Certains insectes sont aussi attirés par l’eau des flaques et semblent la boire ; pourtant, ces animaux, du fait de leur structure (peau durcie faisant office de carapace étanche) et de leur physiologie, se passent normalement d’eau très longtemps en récupérant simplement l’eau de leur nourriture végétale ou animale. En fait, il s’agit presque toujours de guêpes, d’abeilles ou de frelons, des hyménoptères (voir la chronique) sociaux qui viennent « récolter » de l’eau pour l’emmener dans leurs nids en surchauffe et la vaporiser en battant des ailes pour faire baisser la température et humidifier l’atmosphère. 

Lèche-boue 

Piérides attablées sur la boue d’une flaque dans une clairière forestière

Il ne faut pas confondre l’activité ci-dessus, qui concerne directement l’eau, avec celle de nombreux papillons qui, eux, s’intéressent à la boue ou au sol mouillé au bord des flaques ou au fond des flaques presque asséchées, et pas à l’eau : une activité que les anglo-saxons appellent le « puddling ». Ils « sirotent » la surface de la boue avec leur trompe déployée. Cette fois, il s’agit d’une activité que l’on peut assez facilement observer directement avec un minimum de discrétion toutefois car même les papillons, surtout les grandes espèces, peuvent êtres farouches et méfiants. 

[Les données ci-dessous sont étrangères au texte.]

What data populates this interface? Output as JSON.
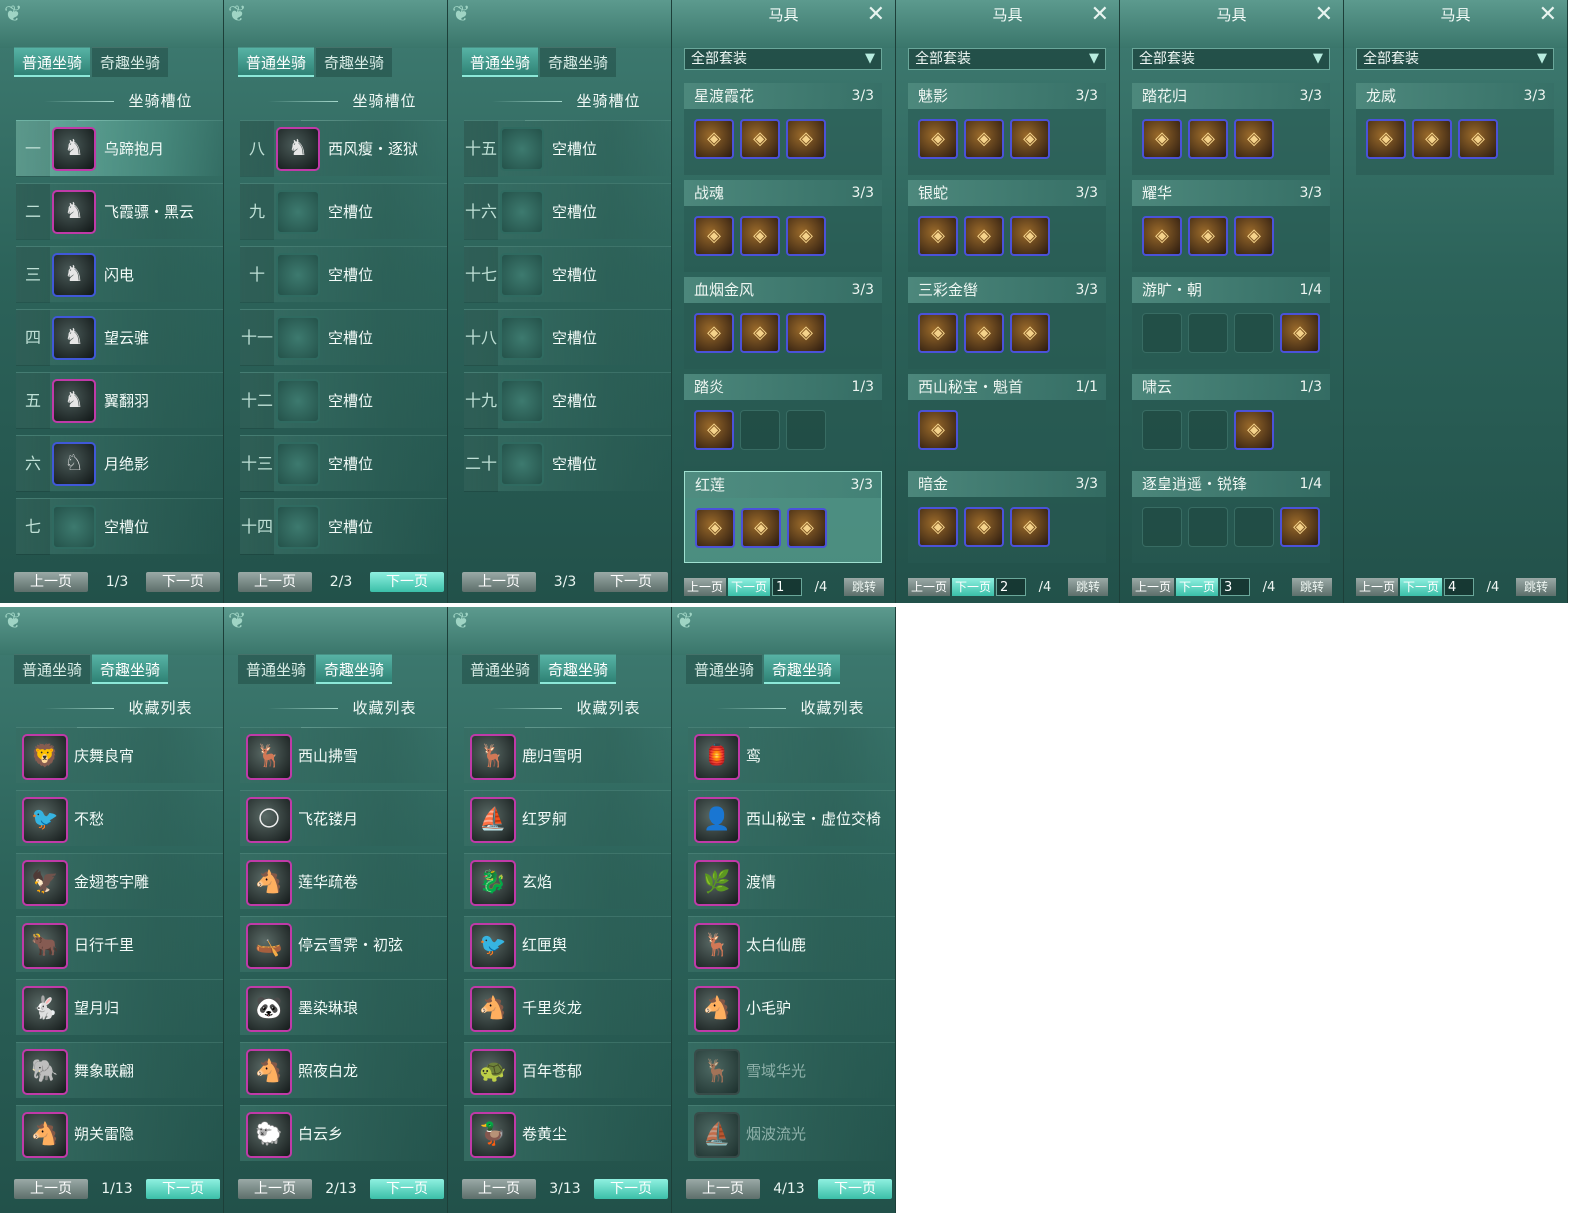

Trois hespérides sur des morceaux de brique dans une flaque d’un chemin ; la richesse en minéraux du matériau les a sans doute attirés ?
Mars-changeant sur la boue d’une ornière forestière remaniée par le passage d’un gros engin

Chez les papillons de jour (Rhopalocères), cette activité de visite de la vase des flaques concerne surtout les mâles qui viennent chercher ici les nutriments minéraux (dont du sodium) et des acides aminés nécessaires pour assurer leurs activités intenses de parade et/ou défenses de territoire. Ce comportement est très répandu chez les papillons tropicaux dont les grandes espèces comme les spectaculaires morphos mais s’observe aussi chez nous chez certaines « grandes espèces » : vanesses, piérides, mars changeants, sylvains, … Parfois, au printemps ou en été, on peut ainsi observer des rassemblements de dizaines de piérides, de gazés, agglutinés au bord de flaques, un spectacle inoubliable (voir le zoom- balade Le vallon des papillons). 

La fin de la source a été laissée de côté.